Jean le reçut avec un sourire de remerciement et pouvant enfin parler, il dit à l’Auvergnat : — Je viens de Salers… je me suis perdu dans la forêt du Falgoux.

— Ce n’est pas étonnant ! fit le buronnier. Mais Salers c’est loin du faubourg Saint-Antoine ?… c’est loin de Paris ?…

— C’est une longue histoire… une vilaine histoire ; je vous la raconterai, Pierre… Mais je suis exténué.

— Nous avons le temps, pardi !

— Oui ; cependant je suis pressé de retourner à Salers.

— Mais puisque tu en viens, malheureux ! et que tu es à peine assis ?… Est-ce que tu veux suivre la même route ?

— J’en préférerais une autre, dit Jean en souriant.

— Je m’en doute bien ! Je vois que tu es venu à contre-cœur me rendre visite.

— Pour ça, oui ; mais je ne suis pas fâché de la rencontre, mon excellent Pierre.

— Et moi donc ! dit le buronnier. Mais je suis intrigué… Si je te donnais une seconde écuelle de lait et une nouvelle tranche de pain… histoire de t’ouvrir la bouche ?

— De me la fermer plutôt… en la remplissant, observa Jean dont la bonne humeur revenait.

Voyant la curiosité de son ami Pierre si vivement excitée, Jean lui raconta enfin comment il se trouvait dans la haute Auvergne et ce qu’il était venu y faire.

L’Auvergnat n’interrompait le jeune garçon que pour répéter de temps en temps : « Le coquin ! » Lorsque Jean dit au buronnier comment il avait été enlevé de Salers et entraîné à la nuit dans la forêt, le brave homme manifesta son indignation en donnant un grand coup de poing, sur la « gerle », grand vase de sapin où caillait le lait.

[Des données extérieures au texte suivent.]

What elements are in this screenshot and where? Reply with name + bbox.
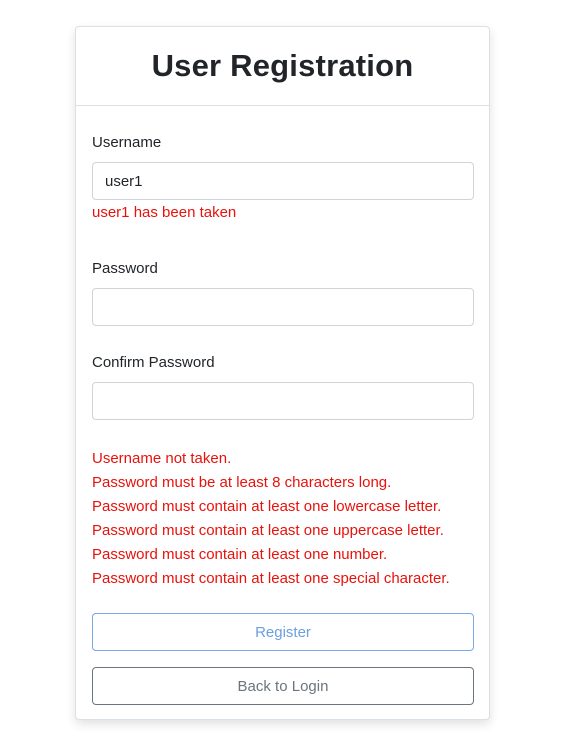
- back-to-login-button[interactable]: Back to Login: [92, 667, 474, 705]
- username-error: user1 has been taken: [92, 204, 237, 221]
- card-header: User Registration: [76, 27, 489, 106]
- validation-message: Password must contain at least one speci…: [92, 570, 450, 587]
- validation-message: Password must be at least 8 characters l…: [92, 474, 392, 491]
- validation-message: Username not taken.: [92, 450, 232, 467]
- registration-card: User Registration Username user1 has bee…: [75, 26, 490, 720]
- confirm-password-input[interactable]: [92, 382, 474, 420]
- validation-message: Password must contain at least one lower…: [92, 498, 442, 515]
- password-label: Password: [92, 260, 158, 277]
- username-input[interactable]: [92, 162, 474, 200]
- password-input[interactable]: [92, 288, 474, 326]
- confirm-password-label: Confirm Password: [92, 354, 215, 371]
- username-label: Username: [92, 134, 162, 151]
- validation-message: Password must contain at least one upper…: [92, 522, 444, 539]
- register-button[interactable]: Register: [92, 613, 474, 651]
- validation-message: Password must contain at least one numbe…: [92, 546, 388, 563]
- page-title: User Registration: [151, 48, 414, 83]
- validation-messages: Username not taken. Password must be at …: [92, 447, 450, 591]
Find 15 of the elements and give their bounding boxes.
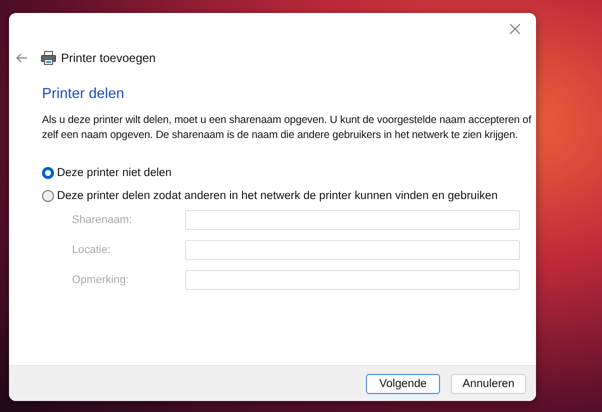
radio-button[interactable] [42,190,54,202]
description-text: Als u deze printer wilt delen, moet u een sharenaam opgeven. U kunt de voorgestelde naam accepteren of zelf een naam opgeven. De sharenaam is de naam die andere gebruikers in het netwerk te zien krijgen. [42,113,532,143]
radio-button[interactable] [42,167,54,179]
radio-label[interactable]: Deze printer niet delen [57,167,172,179]
next-button[interactable]: Volgende [366,374,440,394]
cancel-button[interactable]: Annuleren [451,374,526,394]
back-arrow-icon[interactable] [16,53,28,63]
field-label: Locatie: [72,244,112,256]
radio-label[interactable]: Deze printer delen zodat anderen in het netwerk de printer kunnen vinden en gebruiken [57,190,498,202]
close-icon [510,24,520,34]
field-label: Sharenaam: [72,214,133,226]
window-title: Printer toevoegen [61,51,156,65]
field-label: Opmerking: [72,274,130,286]
page-heading: Printer delen [42,86,126,102]
printer-icon [41,51,56,65]
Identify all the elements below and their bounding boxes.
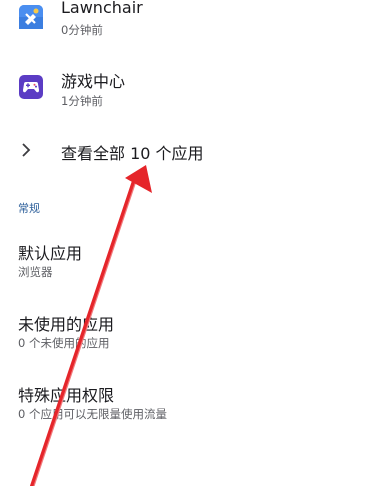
- app-item-lawnchair[interactable]: Lawnchair 0分钟前: [0, 0, 382, 44]
- settings-item-title: 默认应用: [18, 244, 83, 263]
- see-all-apps-button[interactable]: 查看全部 10 个应用: [0, 130, 382, 172]
- settings-item-unused-apps[interactable]: 未使用的应用 0 个未使用的应用: [0, 303, 382, 355]
- app-name: Lawnchair: [61, 0, 143, 17]
- settings-item-subtitle: 浏览器: [18, 265, 53, 279]
- app-last-used: 1分钟前: [61, 94, 103, 108]
- see-all-apps-label: 查看全部 10 个应用: [61, 144, 204, 163]
- settings-item-default-apps[interactable]: 默认应用 浏览器: [0, 232, 382, 284]
- settings-item-title: 未使用的应用: [18, 315, 115, 334]
- settings-item-special-access[interactable]: 特殊应用权限 0 个应用可以无限量使用流量: [0, 374, 382, 426]
- app-last-used: 0分钟前: [61, 23, 103, 37]
- chevron-right-icon: [22, 143, 31, 157]
- app-name: 游戏中心: [61, 72, 126, 91]
- settings-item-subtitle: 0 个应用可以无限量使用流量: [18, 407, 167, 421]
- settings-item-title: 特殊应用权限: [18, 386, 115, 405]
- app-item-game-center[interactable]: 游戏中心 1分钟前: [0, 60, 382, 112]
- lawnchair-icon: [19, 5, 43, 29]
- settings-item-subtitle: 0 个未使用的应用: [18, 336, 110, 350]
- gamepad-icon: [19, 75, 43, 99]
- section-header-general: 常规: [18, 202, 40, 215]
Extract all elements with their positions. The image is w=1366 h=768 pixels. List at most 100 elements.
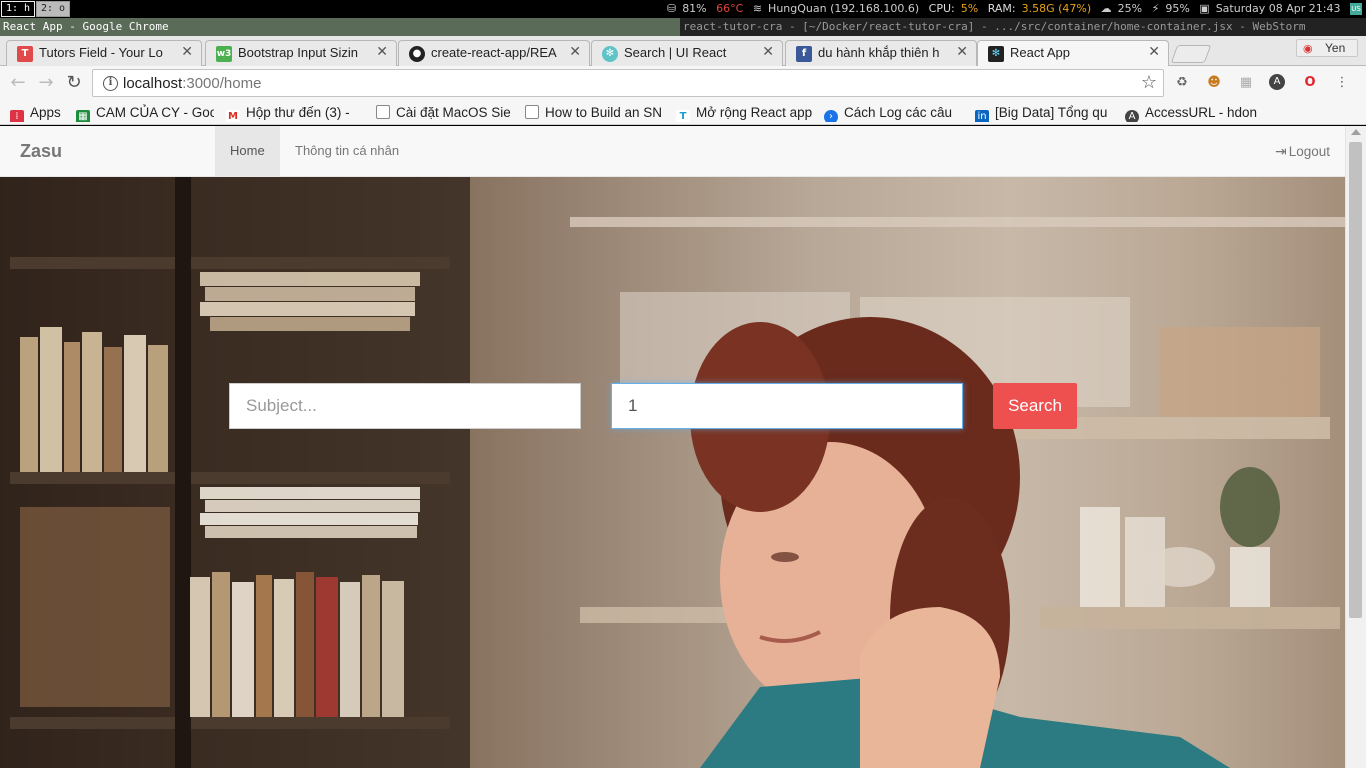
- page-viewport: Zasu Home Thông tin cá nhân ⇥ Logout Sub…: [0, 126, 1366, 768]
- workspace-2[interactable]: 2: o: [36, 1, 71, 17]
- bookmark-gmail[interactable]: M Hộp thư đến (3) -: [226, 104, 364, 122]
- tab-tutors-field[interactable]: T Tutors Field - Your Lo ✕: [6, 40, 202, 66]
- tab-title: create-react-app/REA: [431, 45, 557, 60]
- forward-arrow-icon[interactable]: →: [35, 72, 57, 94]
- terminal-icon: ›: [824, 110, 838, 122]
- apps-icon: ⁞: [10, 110, 24, 122]
- close-icon[interactable]: ✕: [181, 44, 193, 60]
- tab-title: Tutors Field - Your Lo: [39, 45, 163, 60]
- tab-title: Bootstrap Input Sizin: [238, 45, 358, 60]
- window-title-chrome[interactable]: React App - Google Chrome: [0, 18, 680, 36]
- window-titles: React App - Google Chrome react-tutor-cr…: [0, 18, 1366, 36]
- w3schools-icon: w3: [216, 46, 232, 62]
- grid-extension-icon[interactable]: ▦: [1237, 74, 1255, 92]
- accessurl-icon[interactable]: A: [1269, 74, 1285, 90]
- page-icon: [525, 105, 539, 119]
- nav-home[interactable]: Home: [215, 126, 280, 176]
- search-form: Search: [0, 177, 1345, 768]
- app-navbar: Zasu Home Thông tin cá nhân ⇥ Logout: [0, 126, 1345, 177]
- disk-icon: ⛁: [666, 2, 677, 15]
- bookmark-label: Cài đặt MacOS Sie: [396, 105, 511, 120]
- tab-title: Search | UI React: [624, 45, 727, 60]
- bookmark-label: Cách Log các câu: [844, 105, 953, 120]
- bookmark-label: AccessURL - hdon: [1145, 105, 1258, 120]
- close-icon[interactable]: ✕: [762, 44, 774, 60]
- subject-input[interactable]: [229, 383, 581, 429]
- close-icon[interactable]: ✕: [1148, 44, 1160, 60]
- page-icon: [376, 105, 390, 119]
- wifi-icon: ≋: [752, 2, 763, 15]
- bookmark-label: [Big Data] Tổng qu: [995, 105, 1108, 120]
- linkedin-icon: in: [975, 110, 989, 122]
- bookmark-how-to-build[interactable]: How to Build an SN: [525, 104, 663, 122]
- cpu-value: 5%: [960, 2, 979, 15]
- bookmark-macos[interactable]: Cài đặt MacOS Sie: [376, 104, 512, 122]
- url-path: :3000/home: [182, 75, 262, 92]
- bookmark-mo-rong-react[interactable]: T Mở rộng React app: [676, 104, 814, 122]
- close-icon[interactable]: ✕: [956, 44, 968, 60]
- bookmark-cach-log[interactable]: › Cách Log các câu: [824, 104, 960, 122]
- github-icon: ●: [409, 46, 425, 62]
- status-blocks: ⛁ 81% 66°C ≋ HungQuan (192.168.100.6) CPU:…: [661, 0, 1362, 18]
- profile-icon: ◉: [1303, 43, 1313, 55]
- wifi-status: HungQuan (192.168.100.6): [768, 2, 920, 15]
- window-title-webstorm[interactable]: react-tutor-cra - [~/Docker/react-tutor-…: [680, 18, 1366, 36]
- recycle-icon[interactable]: ♻: [1173, 74, 1191, 92]
- keyboard-layout[interactable]: US: [1350, 3, 1362, 15]
- reload-icon[interactable]: ↻: [63, 72, 85, 94]
- react-icon: ✻: [988, 46, 1004, 62]
- bookmark-star-icon[interactable]: ☆: [1141, 72, 1157, 93]
- tab-create-react-app[interactable]: ● create-react-app/REA ✕: [398, 40, 590, 66]
- address-bar[interactable]: i localhost:3000/home ☆: [92, 69, 1164, 97]
- facebook-icon: f: [796, 46, 812, 62]
- bookmark-icon: T: [676, 110, 690, 122]
- workspace-1[interactable]: 1: h: [1, 1, 36, 17]
- bookmark-accessurl[interactable]: A AccessURL - hdon: [1125, 104, 1263, 122]
- logout-link[interactable]: ⇥ Logout: [1275, 126, 1330, 176]
- url-text[interactable]: localhost:3000/home: [123, 75, 261, 92]
- close-icon[interactable]: ✕: [569, 44, 581, 60]
- tab-title: du hành khắp thiên h: [818, 45, 940, 60]
- new-tab-button[interactable]: [1170, 45, 1212, 63]
- tab-bootstrap-input[interactable]: w3 Bootstrap Input Sizin ✕: [205, 40, 397, 66]
- info-icon[interactable]: i: [103, 76, 118, 91]
- profile-name: Yen: [1325, 41, 1346, 55]
- nav-profile-info[interactable]: Thông tin cá nhân: [280, 126, 414, 176]
- ram-value: 3.58G (47%): [1021, 2, 1092, 15]
- disk-usage: 81%: [682, 2, 707, 15]
- back-arrow-icon[interactable]: ←: [7, 72, 29, 94]
- scroll-up-arrow-icon[interactable]: [1351, 129, 1361, 135]
- cloud-icon: ☁: [1100, 2, 1112, 15]
- search-button[interactable]: Search: [993, 383, 1077, 429]
- bookmark-label: Hộp thư đến (3) -: [246, 105, 350, 120]
- app-brand[interactable]: Zasu: [20, 141, 62, 162]
- tab-facebook[interactable]: f du hành khắp thiên h ✕: [785, 40, 977, 66]
- logout-label: Logout: [1288, 144, 1330, 159]
- bookmark-apps[interactable]: ⁞ Apps: [10, 104, 70, 122]
- bookmark-big-data[interactable]: in [Big Data] Tổng qu: [975, 104, 1113, 122]
- url-host: localhost: [123, 75, 183, 92]
- scroll-thumb[interactable]: [1349, 142, 1362, 618]
- bookmark-label: CAM CỦA CY - Goo: [96, 105, 214, 120]
- system-status-bar: 1: h 2: o ⛁ 81% 66°C ≋ HungQuan (192.168.1…: [0, 0, 1366, 18]
- extension-badge-icon[interactable]: ☻: [1205, 74, 1223, 92]
- opera-icon[interactable]: O: [1301, 74, 1319, 92]
- hero-background-image: Search: [0, 177, 1345, 768]
- datetime: Saturday 08 Apr 21:43: [1215, 2, 1341, 15]
- sheets-icon: ▦: [76, 110, 90, 122]
- bookmark-cam-cua-cy[interactable]: ▦ CAM CỦA CY - Goo: [76, 104, 214, 122]
- battery-value: 95%: [1165, 2, 1190, 15]
- tab-react-app[interactable]: ✻ React App ✕: [977, 40, 1169, 67]
- tab-strip: T Tutors Field - Your Lo ✕ w3 Bootstrap …: [0, 36, 1366, 67]
- close-icon[interactable]: ✕: [376, 44, 388, 60]
- bookmarks-bar: ⁞ Apps ▦ CAM CỦA CY - Goo M Hộp thư đến (3)…: [0, 101, 1366, 125]
- battery-icon: ⚡: [1151, 2, 1160, 15]
- logout-icon: ⇥: [1274, 143, 1287, 159]
- bookmark-label: Apps: [30, 105, 61, 120]
- level-input[interactable]: [611, 383, 963, 429]
- page-scrollbar[interactable]: [1345, 126, 1366, 768]
- menu-dots-icon[interactable]: ⋮: [1333, 74, 1351, 92]
- profile-button[interactable]: ◉ Yen: [1296, 39, 1358, 57]
- tab-ui-react[interactable]: ✻ Search | UI React ✕: [591, 40, 783, 66]
- cpu-label: CPU:: [928, 2, 955, 15]
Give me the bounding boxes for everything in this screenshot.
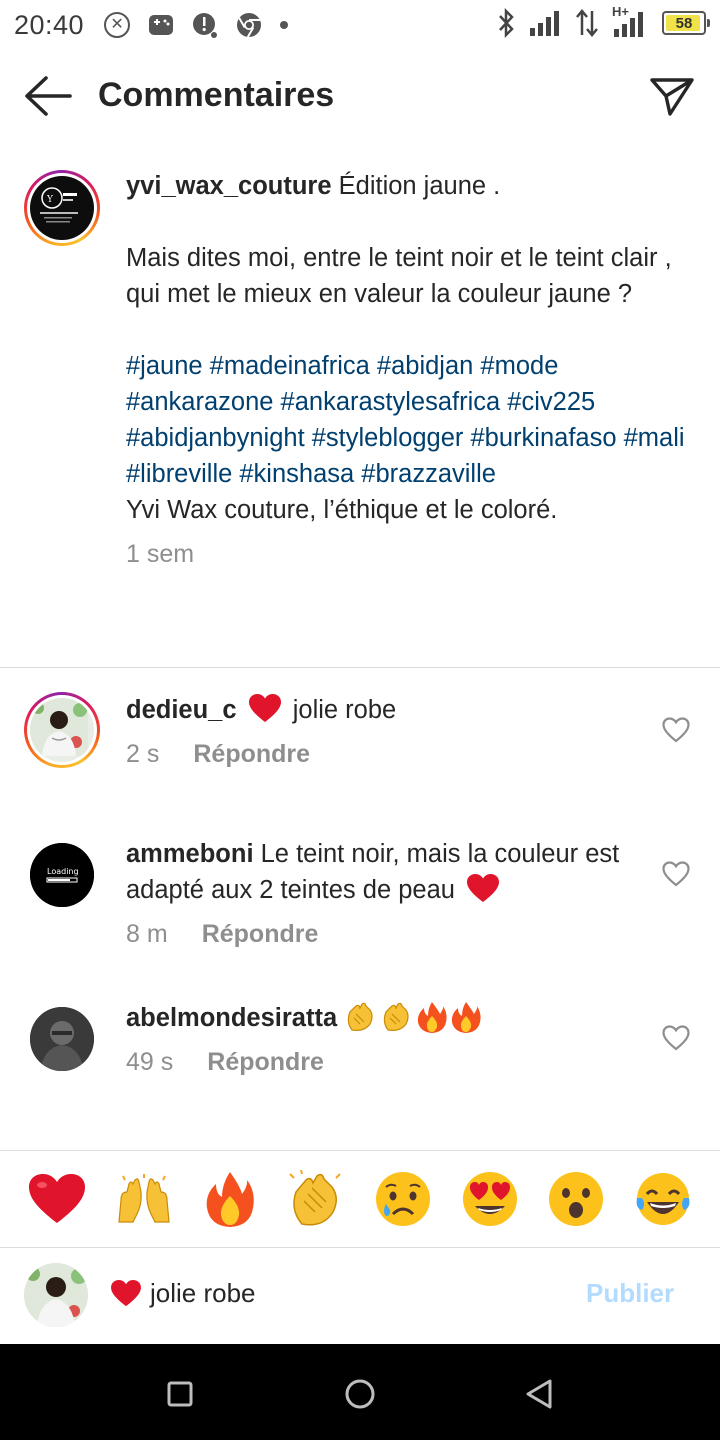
back-triangle-icon[interactable] <box>520 1374 560 1414</box>
hplus-signal: H+ <box>610 4 650 38</box>
emoji-quick-bar <box>0 1150 720 1248</box>
chrome-icon <box>237 13 262 38</box>
system-nav-bar <box>0 1344 720 1440</box>
system-status-icons: H+ 58 <box>496 4 710 38</box>
avatar[interactable]: Loading <box>30 843 94 907</box>
page-title: Commentaires <box>98 76 335 114</box>
tears-of-joy-emoji[interactable] <box>632 1168 694 1230</box>
caption-title: Édition jaune . <box>338 172 501 200</box>
clapping-hands-emoji <box>348 1002 373 1031</box>
person-photo-icon <box>30 698 88 756</box>
close-circle-icon: ✕ <box>104 12 131 38</box>
notification-icons: ✕ <box>104 12 289 38</box>
brand-logo-icon: Y <box>40 187 78 223</box>
caption-time: 1 sem <box>126 540 195 568</box>
comment-input[interactable]: jolie robe <box>110 1278 256 1309</box>
data-arrows-icon <box>576 9 598 37</box>
svg-text:Y: Y <box>46 195 54 205</box>
clapping-hands-emoji <box>384 1002 409 1031</box>
battery-level: 58 <box>675 14 693 32</box>
recents-square-icon[interactable] <box>160 1374 200 1414</box>
crying-face-emoji[interactable] <box>372 1168 434 1230</box>
loading-avatar-icon: Loading <box>30 843 94 907</box>
clapping-hands-emoji[interactable] <box>286 1168 348 1230</box>
signal-icon <box>614 12 643 37</box>
comment-input-text: jolie robe <box>150 1278 256 1308</box>
reply-button[interactable]: Répondre <box>207 1048 324 1077</box>
comment-text: ammeboni Le teint noir, mais la couleur … <box>126 836 636 908</box>
avatar[interactable] <box>24 1263 88 1327</box>
caption-first-line: yvi_wax_couture Édition jaune . <box>126 168 686 204</box>
comment-text: abelmondesiratta <box>126 1000 636 1036</box>
avatar-image <box>30 698 94 762</box>
person-photo-icon <box>30 1007 94 1071</box>
caption-closing: Yvi Wax couture, l’éthique et le coloré. <box>126 496 558 524</box>
comment-username[interactable]: abelmondesiratta <box>126 1004 337 1032</box>
comment-time: 49 s <box>126 1048 174 1076</box>
comment-body: jolie robe <box>292 696 397 724</box>
heart-emoji <box>467 874 500 902</box>
avatar[interactable] <box>24 692 100 768</box>
header: Commentaires <box>0 60 720 132</box>
publish-button[interactable]: Publier <box>586 1278 674 1309</box>
comment-username[interactable]: dedieu_c <box>126 696 237 724</box>
comment-username[interactable]: ammeboni <box>126 840 254 868</box>
status-bar: 20:40 ✕ H+ 58 <box>0 0 720 50</box>
avatar-loading-text: Loading <box>47 867 79 876</box>
caption-body: Mais dites moi, entre le teint noir et l… <box>126 244 672 308</box>
heart-eyes-emoji[interactable] <box>459 1168 521 1230</box>
heart-outline-icon[interactable] <box>662 1025 690 1051</box>
fire-emoji <box>452 1002 481 1033</box>
status-time: 20:40 <box>14 9 85 40</box>
arrow-left-icon[interactable] <box>22 74 74 118</box>
heart-emoji <box>111 1279 141 1306</box>
comment-emojis <box>344 1000 482 1034</box>
signal-icon <box>530 11 559 36</box>
avatar[interactable] <box>30 1007 94 1071</box>
reply-button[interactable]: Répondre <box>202 920 319 949</box>
fire-emoji <box>418 1002 447 1033</box>
heart-emoji <box>248 694 281 722</box>
heart-outline-icon[interactable] <box>662 717 690 743</box>
red-heart-emoji[interactable] <box>26 1168 88 1230</box>
post-caption: yvi_wax_couture Édition jaune . Mais dit… <box>126 168 686 572</box>
bluetooth-icon <box>499 8 514 38</box>
caption-hashtags[interactable]: #jaune #madeinafrica #abidjan #mode #ank… <box>126 348 686 492</box>
raising-hands-emoji[interactable] <box>113 1168 175 1230</box>
divider <box>0 667 720 668</box>
comment-meta: 49 s Répondre <box>126 1048 324 1077</box>
comment-time: 8 m <box>126 920 168 948</box>
avatar-image: Y <box>30 176 94 240</box>
comment-time: 2 s <box>126 740 160 768</box>
caption-username[interactable]: yvi_wax_couture <box>126 172 332 200</box>
comment-composer: jolie robe Publier <box>0 1248 720 1344</box>
avatar[interactable]: Y <box>24 170 100 246</box>
surprised-face-emoji[interactable] <box>545 1168 607 1230</box>
comment-text: dedieu_c jolie robe <box>126 692 636 728</box>
comment-meta: 8 m Répondre <box>126 920 318 949</box>
fire-emoji[interactable] <box>199 1168 261 1230</box>
person-photo-icon <box>24 1263 88 1327</box>
paper-plane-icon[interactable] <box>646 72 698 120</box>
home-circle-icon[interactable] <box>340 1374 380 1414</box>
game-controller-icon <box>149 15 174 35</box>
alert-chat-icon <box>193 13 218 38</box>
dot-icon <box>280 21 289 29</box>
heart-outline-icon[interactable] <box>662 861 690 887</box>
battery-icon: 58 <box>662 11 710 35</box>
reply-button[interactable]: Répondre <box>193 740 310 769</box>
comment-meta: 2 s Répondre <box>126 740 310 769</box>
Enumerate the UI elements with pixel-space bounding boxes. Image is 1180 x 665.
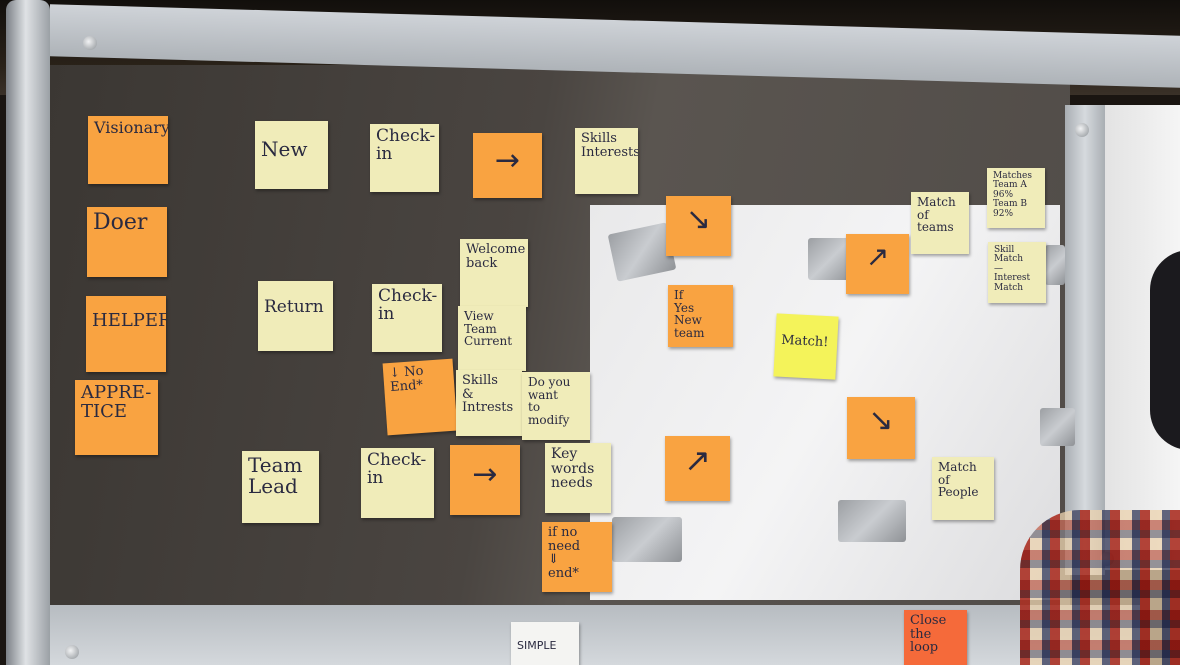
note-text: Key words needs — [551, 446, 595, 492]
note-key-words: Key words needs — [545, 443, 611, 513]
note-arrow-team-lead: → — [450, 445, 520, 515]
note-close: Close the loop — [904, 610, 967, 665]
note-team-lead: Team Lead — [242, 451, 319, 523]
frame-bottom — [40, 605, 1140, 665]
note-arrow-new: → — [473, 133, 542, 198]
note-down-right: ↘ — [666, 196, 731, 256]
tape — [1045, 245, 1065, 285]
bolt — [65, 645, 79, 659]
person-head — [1150, 250, 1180, 450]
note-up-right-1: ↗ — [846, 234, 909, 294]
note-text: ↓ No End* — [388, 363, 424, 395]
note-text: Do you want to modify — [528, 375, 571, 427]
note-text: View Team Current — [464, 309, 513, 349]
note-up-right-2: ↗ — [665, 436, 730, 501]
note-skill-match: Skill Match — Interest Match — [988, 242, 1046, 303]
arrow-right-icon: → — [494, 143, 521, 178]
note-text: Return — [264, 297, 324, 317]
photo-scene: Visionary Doer HELPER APPRE- TICE New Re… — [0, 0, 1180, 665]
note-text: HELPER — [92, 310, 166, 331]
arrow-down-right-icon: ↘ — [685, 202, 712, 237]
note-text: If Yes New team — [674, 288, 705, 340]
note-text: if no need ⇓ end* — [548, 525, 581, 581]
note-text: Welcome back — [466, 242, 526, 271]
note-matches: Matches Team A 96% Team B 92% — [987, 168, 1045, 228]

— Veux-tu te cacher ici de ces méchants hommes ? dit-il à Jean. Qu’ils y viennent te chercher ! Vois-tu, mon enfant, il ne faut pas te remettre en chemin tout seul. Et moi je ne peux pas quitter mes vaches. Il faut attendre une occasion…

— Si seulement je connaissais la route ! exclama Jean.